Desiatiletie natsional’no-territorial’nogo razmezhevaniia Srednei Azii. 1924–1934 [i.e. Ten Years of National Territorial Delimitation. 1924-1934]
Moscow: Zhurnal’no-gazetnoe ob’edinenie, . Item #1511
80 pp.: ill., 10 plates with illustrations mounted. Leaves of tissue paper announce preserve the titles and artists’ names. Restored, otherwise very good.
A special Central Asian issue of the magazine “Ogonek”, a copy from a limited special print-run bound in red cloth with blind stamped lettering and plates. Extremely rare in this variant.
The issue was edited by Mikhail Kol’tsov (1898–1940). A skilled Jewish journalist Kol’tsov joined the Pravda newspaper as an essayist and editor in 1922 and soon afterwards founded the periodical, “Ogonek”, along with magazines “Chudak”, “Krokodil”, “Za rubezhom”, and “Sovetskoe foto”. He also became an initiator of publishing conglomerate “Zhurnal’no-gazetnoe ob’edinenie” that operated until the arrest of Kol’tsov in 1938. In 1936 and 1937 Kol’tsov participated in the Spanish Civil War as a correspondent for Pravda and an NKVD agent. He was likely executed as a witness to secret NKVD operations in Spain.
An introductory article about national delimitation was written by Avel Enukidze (1877–1937), a Soviet politician and a victim of the Great Purge.
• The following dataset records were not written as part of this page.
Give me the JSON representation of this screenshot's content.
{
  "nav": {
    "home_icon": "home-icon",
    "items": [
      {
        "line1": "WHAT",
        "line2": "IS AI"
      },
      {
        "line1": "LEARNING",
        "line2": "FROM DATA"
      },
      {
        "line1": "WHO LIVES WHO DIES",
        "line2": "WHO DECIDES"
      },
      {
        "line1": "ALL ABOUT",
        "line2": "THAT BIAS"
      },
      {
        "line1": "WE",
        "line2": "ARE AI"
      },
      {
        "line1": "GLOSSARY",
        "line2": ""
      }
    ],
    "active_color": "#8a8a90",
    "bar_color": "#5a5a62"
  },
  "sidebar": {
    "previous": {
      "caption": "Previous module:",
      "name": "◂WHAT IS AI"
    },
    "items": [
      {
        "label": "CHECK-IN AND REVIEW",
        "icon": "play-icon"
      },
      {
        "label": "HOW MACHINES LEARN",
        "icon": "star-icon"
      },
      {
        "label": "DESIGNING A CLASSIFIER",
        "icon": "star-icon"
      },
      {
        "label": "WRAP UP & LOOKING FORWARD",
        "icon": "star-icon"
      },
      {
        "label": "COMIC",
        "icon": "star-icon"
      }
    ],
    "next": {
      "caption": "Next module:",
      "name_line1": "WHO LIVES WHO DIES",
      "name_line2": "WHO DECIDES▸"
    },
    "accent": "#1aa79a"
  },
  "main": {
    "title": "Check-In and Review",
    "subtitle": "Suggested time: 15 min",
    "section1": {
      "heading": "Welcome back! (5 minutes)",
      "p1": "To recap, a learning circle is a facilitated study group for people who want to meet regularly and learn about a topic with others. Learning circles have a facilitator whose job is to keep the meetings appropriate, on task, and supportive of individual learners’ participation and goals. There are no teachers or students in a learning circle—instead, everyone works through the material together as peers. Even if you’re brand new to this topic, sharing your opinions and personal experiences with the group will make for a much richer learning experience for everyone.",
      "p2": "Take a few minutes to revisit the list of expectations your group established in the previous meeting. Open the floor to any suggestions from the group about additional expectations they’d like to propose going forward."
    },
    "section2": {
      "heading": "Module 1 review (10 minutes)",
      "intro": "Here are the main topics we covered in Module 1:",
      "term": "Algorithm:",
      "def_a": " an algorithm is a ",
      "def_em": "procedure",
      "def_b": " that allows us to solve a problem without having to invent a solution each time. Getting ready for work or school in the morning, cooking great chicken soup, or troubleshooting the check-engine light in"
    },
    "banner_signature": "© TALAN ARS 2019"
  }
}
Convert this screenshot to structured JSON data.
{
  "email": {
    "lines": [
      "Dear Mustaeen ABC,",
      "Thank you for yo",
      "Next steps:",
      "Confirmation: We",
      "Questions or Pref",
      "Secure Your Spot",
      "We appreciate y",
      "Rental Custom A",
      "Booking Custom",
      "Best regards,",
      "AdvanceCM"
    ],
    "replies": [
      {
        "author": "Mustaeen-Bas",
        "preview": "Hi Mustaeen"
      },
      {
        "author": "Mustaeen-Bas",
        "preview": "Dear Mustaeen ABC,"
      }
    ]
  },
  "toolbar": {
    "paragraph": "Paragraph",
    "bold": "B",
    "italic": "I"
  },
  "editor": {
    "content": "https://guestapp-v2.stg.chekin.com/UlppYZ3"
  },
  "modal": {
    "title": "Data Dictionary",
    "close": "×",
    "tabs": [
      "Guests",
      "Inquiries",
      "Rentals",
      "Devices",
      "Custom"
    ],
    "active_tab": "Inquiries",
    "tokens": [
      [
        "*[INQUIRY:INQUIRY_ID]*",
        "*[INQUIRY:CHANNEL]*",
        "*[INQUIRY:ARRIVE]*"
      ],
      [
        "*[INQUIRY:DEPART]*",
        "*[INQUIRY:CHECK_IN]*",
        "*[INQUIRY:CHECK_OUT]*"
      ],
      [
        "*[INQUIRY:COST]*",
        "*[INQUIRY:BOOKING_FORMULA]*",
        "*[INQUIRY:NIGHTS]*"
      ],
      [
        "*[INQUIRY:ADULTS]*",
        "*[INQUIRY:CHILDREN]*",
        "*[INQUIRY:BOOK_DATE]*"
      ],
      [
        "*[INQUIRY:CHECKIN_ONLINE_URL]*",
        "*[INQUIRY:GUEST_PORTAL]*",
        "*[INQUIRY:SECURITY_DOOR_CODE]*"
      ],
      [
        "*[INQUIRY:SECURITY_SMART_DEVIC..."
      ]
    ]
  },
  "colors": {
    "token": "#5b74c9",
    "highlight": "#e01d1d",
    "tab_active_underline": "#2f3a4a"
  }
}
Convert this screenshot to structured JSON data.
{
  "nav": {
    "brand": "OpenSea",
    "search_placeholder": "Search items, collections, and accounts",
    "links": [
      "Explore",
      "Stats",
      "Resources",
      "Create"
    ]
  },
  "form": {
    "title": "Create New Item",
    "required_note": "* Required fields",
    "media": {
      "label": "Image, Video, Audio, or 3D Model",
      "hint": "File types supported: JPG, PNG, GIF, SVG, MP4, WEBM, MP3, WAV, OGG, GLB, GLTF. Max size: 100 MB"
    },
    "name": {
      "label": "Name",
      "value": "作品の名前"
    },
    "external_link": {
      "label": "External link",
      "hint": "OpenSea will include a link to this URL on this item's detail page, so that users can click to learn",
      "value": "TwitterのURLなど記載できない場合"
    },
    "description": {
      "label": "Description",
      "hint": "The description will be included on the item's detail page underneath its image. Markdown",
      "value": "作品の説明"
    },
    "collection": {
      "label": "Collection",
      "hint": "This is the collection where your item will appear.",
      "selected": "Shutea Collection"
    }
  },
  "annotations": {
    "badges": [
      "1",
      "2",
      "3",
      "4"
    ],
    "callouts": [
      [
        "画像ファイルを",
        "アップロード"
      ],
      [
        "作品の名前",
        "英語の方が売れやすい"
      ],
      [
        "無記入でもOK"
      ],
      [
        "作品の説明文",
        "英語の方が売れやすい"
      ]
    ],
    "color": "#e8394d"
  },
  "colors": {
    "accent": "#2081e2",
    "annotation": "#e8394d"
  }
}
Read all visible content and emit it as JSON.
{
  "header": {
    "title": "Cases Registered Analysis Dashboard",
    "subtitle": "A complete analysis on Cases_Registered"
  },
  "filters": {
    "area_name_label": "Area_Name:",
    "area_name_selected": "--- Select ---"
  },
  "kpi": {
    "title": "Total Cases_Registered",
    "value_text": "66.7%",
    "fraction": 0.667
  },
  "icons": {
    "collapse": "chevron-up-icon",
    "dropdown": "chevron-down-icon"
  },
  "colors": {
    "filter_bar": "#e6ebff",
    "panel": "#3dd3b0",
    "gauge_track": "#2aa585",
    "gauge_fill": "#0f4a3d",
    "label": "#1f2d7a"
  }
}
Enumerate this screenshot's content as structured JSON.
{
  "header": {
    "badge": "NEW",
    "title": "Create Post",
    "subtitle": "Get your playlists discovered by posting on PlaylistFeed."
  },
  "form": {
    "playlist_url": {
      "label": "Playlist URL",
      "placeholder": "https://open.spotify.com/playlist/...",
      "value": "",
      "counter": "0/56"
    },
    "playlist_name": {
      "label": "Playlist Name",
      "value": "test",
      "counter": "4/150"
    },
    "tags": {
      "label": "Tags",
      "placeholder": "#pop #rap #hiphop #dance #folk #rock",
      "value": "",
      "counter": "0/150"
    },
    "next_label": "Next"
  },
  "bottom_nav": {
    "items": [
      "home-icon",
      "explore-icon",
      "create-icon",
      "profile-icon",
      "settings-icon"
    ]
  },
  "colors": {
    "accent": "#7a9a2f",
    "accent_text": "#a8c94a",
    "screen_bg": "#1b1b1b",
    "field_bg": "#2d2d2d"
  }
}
A Bukhara politician, Fayzulla Khodzhayev (1896–1938), suffered the same fate. His article about Soviet Uzbekistan was illustrated with separate pictures of the author and Uzbek politician. Yuldash Akhunbabaev, who survived the Terror.
Three people who were all executed in the toughest period of Stalinist rule was enough to limit access to this publication, or even for most copies to be destroyed.
The issue is devoted to the outcome of the process to specify well-defined national territorial units in Central Asia and their sovietization. Russia annexed a large amount of territory in Central Asia in the 19th century. Soon after the Revolution, the Bolsheviks resumed Russian control of the region. The process of national territorial delimitation lasted from 1925 to 1936 and four socialist republics were formed: Uzbek, Tajik, Kyrgyz and Turkmen units. The traditional lifestyle of these territories was transformed and brought closer to Russia. Socialist values and rules were promoted, though national cultures were preserved as much as possible. One of the key points of this politics of the process was to liberate Central Asian women.
The book demonstrated crucial Soviet campaigns in the region. Among them is Vakhshstroi - the construction of the Vakhsh irrigation system in Tajikistan, which “turned a dead desert into a green valley” and facilitated the successful cultivation of organic cotton. Also Chirchikstroi, the construction of the Chirchik Hydroelectric Power Plant, the exploitation of which began in 1940. Celebrating Soviet successes in the cultural and economic development of the region, the publication boasts numerous photographs and photomontages of the socialist people of Central Asia, and its industry, education, sports, arts and technologies.
The internal design was by Avenir Chernomordik (1897–1991), known primarily as a poster designer and book illustrator who created printed matter for “Iskusstvo”, “IZOGIZ” and “Inturist”.
Pages were printed in two printing shops simultaneously: “Der Emes” produced text pages with black and white photographs, while “Pravda” was responsible for text pages illustrated with mezzotint imprints. An entire brigade of photographers was involved in the creation. The works by A. Shaikhet, S. Fridliand, B. Kudoiarov, M. Penson, A. Shterenberg, E. Mikulina, M. Gafiz, G. Zel’m, F. Fedorov were published. The plates feature works by artists N. Terpsikhorov, N. Karakhan, I. Gerasimov, U. Tansykbaev, P. Shchegolev and Usto-Mumin. They were probably produced by “Pravda” as well.